Как хорошо она поет эти немудреные, но искренние строки! Просто, прозрачно, нежно, прося прощения у кого-то невидимого за минутный гнев или минутную слабость. Не случайно даже хор Сретенского монастыря подхватывает ту интонацию Аллы — ​и гимном, госпелом летит песня Александра Зацепина на слова Леонида Дербенева.

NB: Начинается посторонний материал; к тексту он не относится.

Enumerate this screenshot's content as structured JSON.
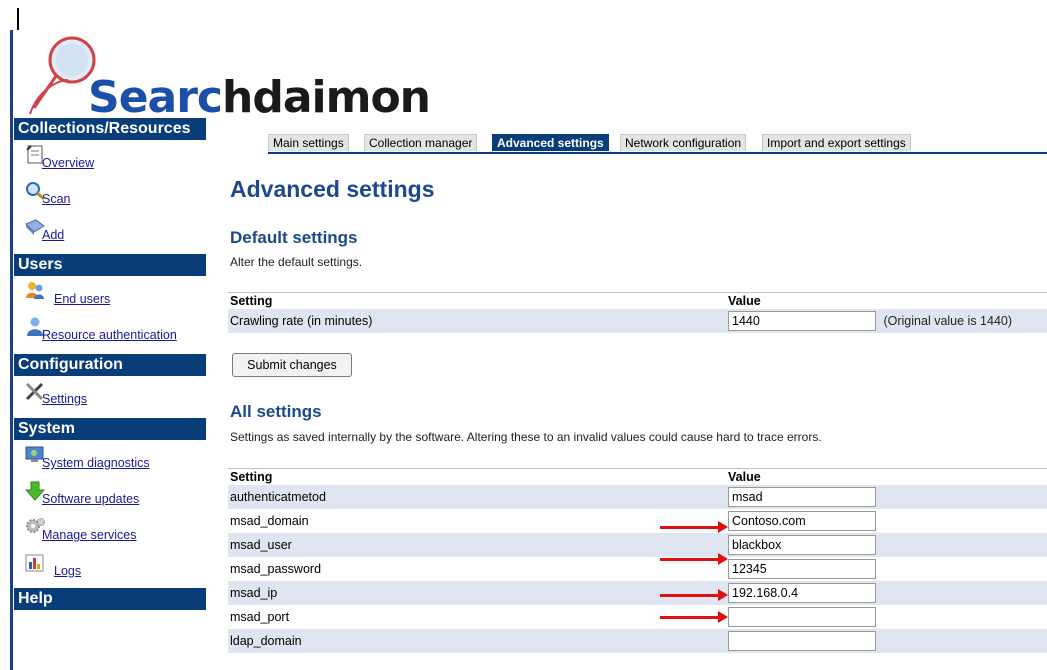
{
  "logo": {
    "text_blue": "Searc",
    "text_dark": "hdaimon"
  },
  "sidebar": {
    "sections": [
      {
        "title": "Collections/Resources",
        "items": [
          {
            "label": "Overview",
            "icon": "overview-icon"
          },
          {
            "label": "Scan",
            "icon": "magnifier-icon"
          },
          {
            "label": "Add",
            "icon": "add-icon"
          }
        ]
      },
      {
        "title": "Users",
        "items": [
          {
            "label": "End users",
            "icon": "users-icon"
          },
          {
            "label": "Resource authentication",
            "icon": "user-key-icon"
          }
        ]
      },
      {
        "title": "Configuration",
        "items": [
          {
            "label": "Settings",
            "icon": "tools-icon"
          }
        ]
      },
      {
        "title": "System",
        "items": [
          {
            "label": "System diagnostics",
            "icon": "diagnostics-icon"
          },
          {
            "label": "Software updates",
            "icon": "download-arrow-icon"
          },
          {
            "label": "Manage services",
            "icon": "gears-icon"
          },
          {
            "label": "Logs",
            "icon": "chart-icon"
          }
        ]
      },
      {
        "title": "Help",
        "items": []
      }
    ]
  },
  "tabs": [
    {
      "label": "Main settings",
      "active": false
    },
    {
      "label": "Collection manager",
      "active": false
    },
    {
      "label": "Advanced settings",
      "active": true
    },
    {
      "label": "Network configuration",
      "active": false
    },
    {
      "label": "Import and export settings",
      "active": false
    }
  ],
  "page": {
    "title": "Advanced settings",
    "default_section": {
      "title": "Default settings",
      "description": "Alter the default settings.",
      "col_setting": "Setting",
      "col_value": "Value",
      "rows": [
        {
          "setting": "Crawling rate (in minutes)",
          "value": "1440",
          "note": "(Original value is 1440)"
        }
      ],
      "submit_label": "Submit changes"
    },
    "all_section": {
      "title": "All settings",
      "description": "Settings as saved internally by the software. Altering these to an invalid values could cause hard to trace errors.",
      "col_setting": "Setting",
      "col_value": "Value",
      "rows": [
        {
          "setting": "authenticatmetod",
          "value": "msad"
        },
        {
          "setting": "msad_domain",
          "value": "Contoso.com"
        },
        {
          "setting": "msad_user",
          "value": "blackbox"
        },
        {
          "setting": "msad_password",
          "value": "12345"
        },
        {
          "setting": "msad_ip",
          "value": "192.168.0.4"
        },
        {
          "setting": "msad_port",
          "value": ""
        },
        {
          "setting": "ldap_domain",
          "value": ""
        }
      ]
    }
  },
  "colors": {
    "nav_header": "#083d7a",
    "heading": "#1b4a8c",
    "row_alt": "#dfe6f2",
    "annotation_arrow": "#e01010"
  }
}
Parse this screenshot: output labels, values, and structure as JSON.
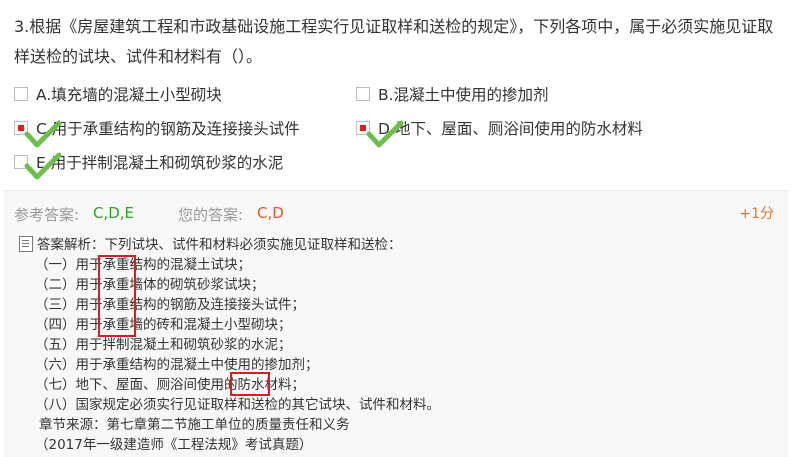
{
  "question": {
    "text": "3.根据《房屋建筑工程和市政基础设施工程实行见证取样和送检的规定》，下列各项中，属于必须实施见证取样送检的试块、试件和材料有（）。"
  },
  "options": [
    {
      "label": "A.填充墙的混凝土小型砌块",
      "checked": false,
      "correct": false
    },
    {
      "label": "B.混凝土中使用的掺加剂",
      "checked": false,
      "correct": false
    },
    {
      "label": "C.用于承重结构的钢筋及连接接头试件",
      "checked": true,
      "correct": true
    },
    {
      "label": "D.地下、屋面、厕浴间使用的防水材料",
      "checked": true,
      "correct": true
    },
    {
      "label": "E.用于拌制混凝土和砌筑砂浆的水泥",
      "checked": false,
      "correct": true
    }
  ],
  "answer_panel": {
    "ref_label": "参考答案:",
    "ref_value": "C,D,E",
    "your_label": "您的答案:",
    "your_value": "C,D",
    "score": "+1分"
  },
  "analysis": {
    "heading": "答案解析：下列试块、试件和材料必须实施见证取样和送检：",
    "items": [
      "（一）用于承重结构的混凝土试块；",
      "（二）用于承重墙体的砌筑砂浆试块；",
      "（三）用于承重结构的钢筋及连接接头试件；",
      "（四）用于承重墙的砖和混凝土小型砌块；",
      "（五）用于拌制混凝土和砌筑砂浆的水泥；",
      "（六）用于承重结构的混凝土中使用的掺加剂；",
      "（七）地下、屋面、厕浴间使用的防水材料；",
      "（八）国家规定必须实行见证取样和送检的其它试块、试件和材料。"
    ],
    "chapter": "章节来源：第七章第二节施工单位的质量责任和义务",
    "source": "（2017年一级建造师《工程法规》考试真题）"
  },
  "colors": {
    "correct_green": "#2aa52a",
    "wrong_red": "#e05a2a",
    "check_red": "#e02020",
    "highlight_red": "#d42020"
  }
}
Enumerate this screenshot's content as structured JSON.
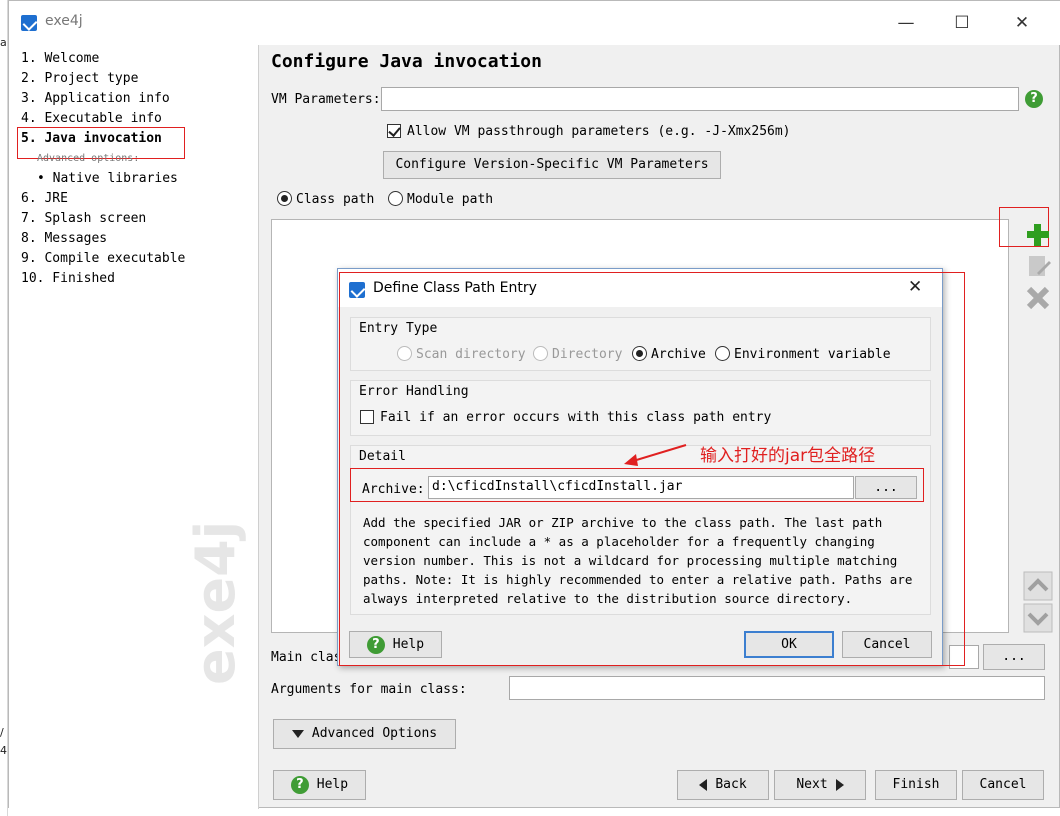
{
  "window": {
    "title": "exe4j",
    "minimize_label": "—",
    "maximize_label": "☐",
    "close_label": "✕"
  },
  "nav": {
    "items": [
      {
        "label": "1. Welcome"
      },
      {
        "label": "2. Project type"
      },
      {
        "label": "3. Application info"
      },
      {
        "label": "4. Executable info"
      },
      {
        "label": "5. Java invocation"
      },
      {
        "label": "6. JRE"
      },
      {
        "label": "7. Splash screen"
      },
      {
        "label": "8. Messages"
      },
      {
        "label": "9. Compile executable"
      },
      {
        "label": "10. Finished"
      }
    ],
    "advanced_options_label": "Advanced options:",
    "native_libraries_label": "• Native libraries",
    "watermark": "exe4j"
  },
  "page": {
    "title": "Configure Java invocation",
    "vm_parameters_label": "VM Parameters:",
    "vm_parameters_value": "",
    "allow_passthrough_label": "Allow VM passthrough parameters (e.g. -J-Xmx256m)",
    "configure_version_button": "Configure Version-Specific VM Parameters",
    "class_path_label": "Class path",
    "module_path_label": "Module path",
    "main_class_label": "Main clas",
    "main_class_browse": "...",
    "arguments_label": "Arguments for main class:",
    "advanced_options_button": "Advanced Options",
    "help_button": "Help",
    "back_button": "Back",
    "next_button": "Next",
    "finish_button": "Finish",
    "cancel_button": "Cancel"
  },
  "dialog": {
    "title": "Define Class Path Entry",
    "close_label": "✕",
    "entry_type_title": "Entry Type",
    "entry_types": [
      "Scan directory",
      "Directory",
      "Archive",
      "Environment variable"
    ],
    "selected_entry_type": "Archive",
    "error_handling_title": "Error Handling",
    "fail_on_error_label": "Fail if an error occurs with this class path entry",
    "detail_title": "Detail",
    "archive_label": "Archive:",
    "archive_value": "d:\\cficdInstall\\cficdInstall.jar",
    "browse_label": "...",
    "description": "Add the specified JAR or ZIP archive to the class path. The last path\ncomponent can include a * as a placeholder for a frequently changing\nversion number. This is not a wildcard for processing multiple matching\npaths. Note: It is highly recommended to enter a relative path. Paths are\nalways interpreted relative to the distribution source directory.",
    "help_button": "Help",
    "ok_button": "OK",
    "cancel_button": "Cancel"
  },
  "annotation": {
    "text": "输入打好的jar包全路径",
    "color": "#e02020"
  },
  "colors": {
    "accent": "#1e6fd0",
    "help_green": "#3f9c35",
    "add_green": "#2f9e1f",
    "highlight_red": "#e02020"
  },
  "icons": [
    "help-icon",
    "add-icon",
    "edit-icon",
    "delete-icon",
    "move-up-icon",
    "move-down-icon",
    "triangle-down-icon",
    "triangle-left-icon",
    "triangle-right-icon"
  ]
}
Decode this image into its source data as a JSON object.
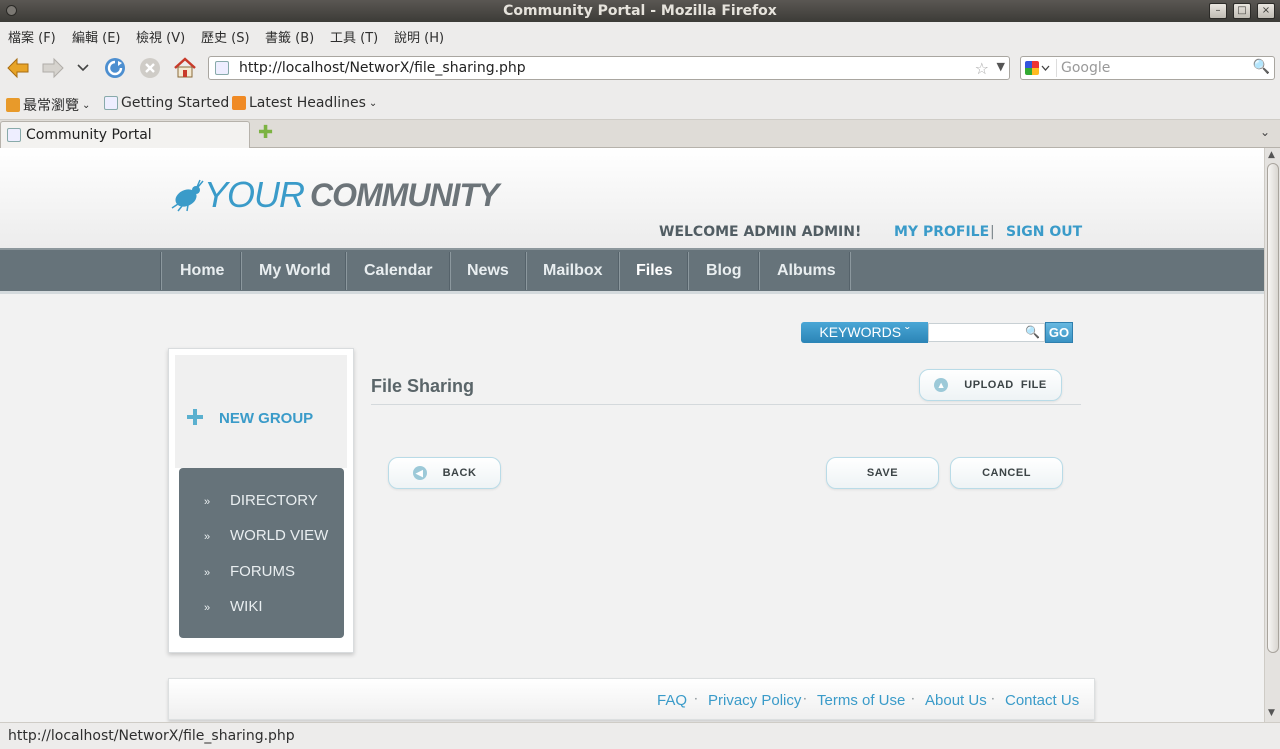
{
  "window": {
    "title": "Community Portal - Mozilla Firefox"
  },
  "menubar": {
    "items": [
      "檔案 (F)",
      "編輯 (E)",
      "檢視 (V)",
      "歷史 (S)",
      "書籤 (B)",
      "工具 (T)",
      "說明 (H)"
    ]
  },
  "navbar": {
    "url": "http://localhost/NetworX/file_sharing.php",
    "search_placeholder": "Google"
  },
  "bookmarks": {
    "items": [
      "最常瀏覽",
      "Getting Started",
      "Latest Headlines"
    ]
  },
  "tabs": [
    {
      "label": "Community Portal"
    }
  ],
  "page": {
    "logo": {
      "part1": "YOUR",
      "part2": "COMMUNITY"
    },
    "welcome": "WELCOME ADMIN ADMIN!",
    "my_profile": "MY PROFILE",
    "separator": "|",
    "sign_out": "SIGN OUT",
    "nav": [
      "Home",
      "My World",
      "Calendar",
      "News",
      "Mailbox",
      "Files",
      "Blog",
      "Albums"
    ],
    "active_nav": "Files",
    "search": {
      "keywords_label": "KEYWORDS ˇ",
      "go_label": "GO"
    },
    "sidebar": {
      "new_group": "NEW GROUP",
      "menu": [
        "DIRECTORY",
        "WORLD VIEW",
        "FORUMS",
        "WIKI"
      ],
      "bullet": "»"
    },
    "main": {
      "title": "File Sharing",
      "upload_label": "UPLOAD  FILE",
      "back_label": "BACK",
      "save_label": "SAVE",
      "cancel_label": "CANCEL"
    },
    "footer": {
      "links": [
        "FAQ",
        "Privacy Policy",
        "Terms of Use",
        "About Us",
        "Contact Us"
      ],
      "dot": "·"
    }
  },
  "statusbar": {
    "text": "http://localhost/NetworX/file_sharing.php"
  },
  "colors": {
    "accent": "#3a9bc9",
    "nav_bg": "#66737a",
    "titlebar": "#3c3b37"
  }
}
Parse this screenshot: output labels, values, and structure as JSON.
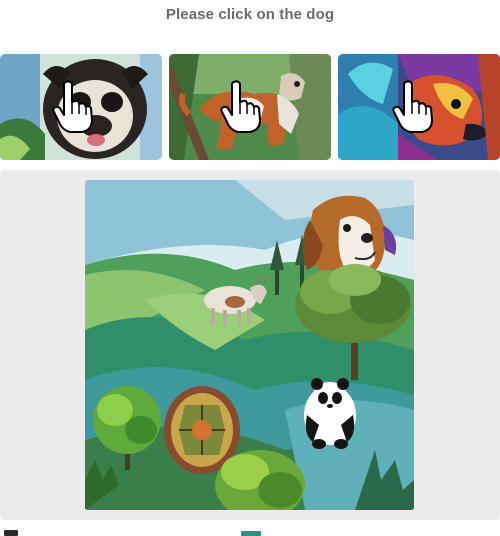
{
  "prompt": {
    "text": "Please click on the dog"
  },
  "choices": [
    {
      "subject": "pug",
      "icon": "hand-pointer-icon"
    },
    {
      "subject": "brown-white dog",
      "icon": "hand-pointer-icon"
    },
    {
      "subject": "colorful dog",
      "icon": "hand-pointer-icon"
    }
  ],
  "scene": {
    "animals": [
      "beagle",
      "goat",
      "panda",
      "turtle"
    ]
  },
  "colors": {
    "panel_bg": "#ebebeb",
    "prompt_text": "#6b6b6b",
    "cursor_fill": "#ffffff",
    "cursor_stroke": "#000000"
  }
}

Для победы над забвением хватило бы и одной этой композиции, но у знаменитых певиц и обожаемых народом женщин так не бывает. Им дарят миллион роз, меньше не положено. По их реке обязательно должны плыть седые паромщики (в Финляндии, кстати, паром назвали Alla — ​в ее честь), век им отмеряют старинные часы. Когда ты примадонна и народная любимица, ты просто обязана быть царственной. Пафосной. В блестках. У тебя все на нервяке. Тревожен путь. Когда не дают любимый номер в «Прибалтийской», истерзанная перестройкой и «борьбой с привилегиями» страна раскалывается на «как они могли» и «подумаешь, цаца». Последних — ​явное меньшинство. Впрочем, для душевного баланса королеве показаны внезапные признания подданным: «Точно так же я под вечер устаю и грущу, и реву иногда». На этом месте прорывает плотины стадионов и концертных залов, и миллионы выдыхают: «Как? И она? И грустит, и ревет? Та, у которой не мой сонный Вася в майке, а то Киркоров в перьях, то Галкин в очках? Ревет, прямо как я вчера?»

Пушкин об этом все написал: «не так, как вы, — ​иначе». Но это в частной переписке с Вяземским. Обожествляющим зрителям того знать не обязательно.

Жесткие правила долговечности эстрадных кумиров заставляют их жить, как завещал великий Анджей Вайда — ​«Всё на продажу». К слову сказать, мы, слушатели, сами правила и установили: с глаз долой — ​из сердца вон. Вчера молились, завтра — ​«А, этот…»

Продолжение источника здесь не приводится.